The Fast Food And Self-service Industry: The Mode Of Operation Doctrine

On March 3, 2014, the Appellate Division of the New Jersey Superior Court ruled that the “mode of operation” rule does not automatically apply to every accident occurring in a fast food or self-service business. In a two to one decision, the Court overturned the plaintiff’s verdict in Prioleau v Kentucky Fried Chicken, Inc. et als. and remanded the case for a new trial.

Plaintiff had entered the KFC restaurant during a torrential rain storm. She and her children were soaked, and the family “tracked water into the restaurant.” The plaintiff did not notice water or “wetness” on the floor while making her way to the restroom. About five feet from the restroom door, she started “to slip and slide like [she] was on ice.” At trial, she described the floor’s surface: “It was just like a sheet of ice. It was slippery. It was wet. . . the floor felt like grease . . . and water.”

Defendant produced testimony regarding company policies that required careful monitoring of the customer floor area for spills of whatever kind. Floors were mopped every evening or whenever a spill was observed or reported. Floors would also be mopped whenever a customer tracked water onto the premises. When a floor was wet, warning signs would be erected. The restaurant kitchen supervisor described how chickens were cooked in open split vat fryers and pressure cookers. The kitchen floor would be mopped two or three times per day or if there were a spill. The restaurant manager testified that she did not notice any substances on the dining room floor. Nor did anyone complain that the floor was wet or greasy. After the accident, the manager inspected the location where plaintiff fell and saw no water, grease or other substance on the floor.

The “mode of operation” doctrine allows a plaintiff to establish a prima facie case for the jury without the need to establish actual or constructive knowledge or notice by the commercial business owner.

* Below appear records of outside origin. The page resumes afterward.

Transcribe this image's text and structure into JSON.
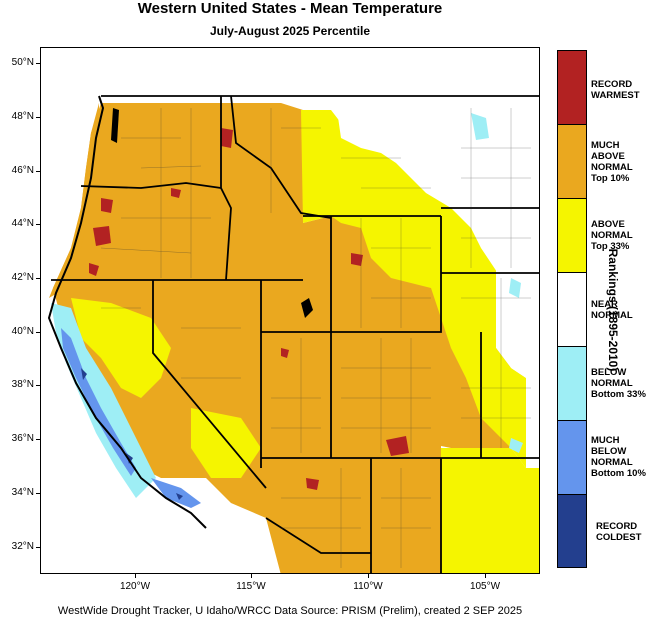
{
  "title": "Western United States - Mean Temperature",
  "subtitle": "July-August 2025 Percentile",
  "credit": "WestWide Drought Tracker, U Idaho/WRCC Data Source: PRISM (Prelim), created  2 SEP 2025",
  "axes": {
    "latitude_labels": [
      "50°N",
      "48°N",
      "46°N",
      "44°N",
      "42°N",
      "40°N",
      "38°N",
      "36°N",
      "34°N",
      "32°N"
    ],
    "longitude_labels": [
      "120°W",
      "115°W",
      "110°W",
      "105°W"
    ]
  },
  "legend": {
    "title": "Rankings (1895-2010)",
    "items": [
      {
        "lines": [
          "RECORD",
          "WARMEST"
        ],
        "color": "#b22222"
      },
      {
        "lines": [
          "MUCH",
          "ABOVE",
          "NORMAL",
          "Top 10%"
        ],
        "color": "#eaa81f"
      },
      {
        "lines": [
          "ABOVE",
          "NORMAL",
          "Top 33%"
        ],
        "color": "#f5f500"
      },
      {
        "lines": [
          "NEAR",
          "NORMAL"
        ],
        "color": "#ffffff"
      },
      {
        "lines": [
          "BELOW",
          "NORMAL",
          "Bottom 33%"
        ],
        "color": "#9eeef5"
      },
      {
        "lines": [
          "MUCH",
          "BELOW",
          "NORMAL",
          "Bottom 10%"
        ],
        "color": "#6495ed"
      },
      {
        "lines": [
          "RECORD",
          "COLDEST"
        ],
        "color": "#233f8e"
      }
    ]
  },
  "colors": {
    "record_warmest": "#b22222",
    "much_above": "#eaa81f",
    "above": "#f5f500",
    "near": "#ffffff",
    "below": "#9eeef5",
    "much_below": "#6495ed",
    "record_coldest": "#233f8e"
  }
}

Over defendant’s objection, the trial judge included a “mode of operation” charge to the jury. The majority of the Appellate Division concluded that the trial court erred in the charge, misapplying the “mode of operation” doctrine to this case. After reviewing relevant precedents, the majority ruled that the “mode of operation” doctrine did not automatically apply to a every self-service or fast food business. The majority emphasized that before a “mode of operation” charge would be warranted, “[p]laintiff must establish a causal nexus between the fast food or other business operation and the harm causing the fall.” In other words, “[t]o trigger mode-of-operation liability, a plaintiff must identify facts showing a nexus between the method or manner in which the business is operated when extending products or services to the public, and the harm alleged to have caused the plaintiff’s injury. ”

The majority concluded that the plaintiff had failed to establish the necessary nexus, ruling that the trial record was devoid of proof that the plaintiff fell on grease caused by the defendant’s fry cook who may have used the bathroom and possibly had grease on the soles of his shoes. The majority noted that the “mode of operation” doctrine did not apply in a setting in which liability is predicated on the possibly negligent conduct of a specific business employee, as distinct from a setting in which the operational business model, encouraging self-service on the part of the customer, can reasonably and foreseeably create a risk of harm to the customer.

As this decision is probably going to the New Jersey Supreme Court, I quote from the dissent: “I conclude that the facts before the jury raised legitimate inferences that plaintiff’s fall was caused by grease on the floor related to defendant’s mode of operation, where workers, exposed to the oil and grease in the kitchen, were not provided with a separate bathroom but were required to use the restrooms provided for customers.”

Should the Supreme Court accept the dissent’s rationale, all self-service and fast food restaurants would now be subject to a new theory of liability, the mode-of-operation doctrine.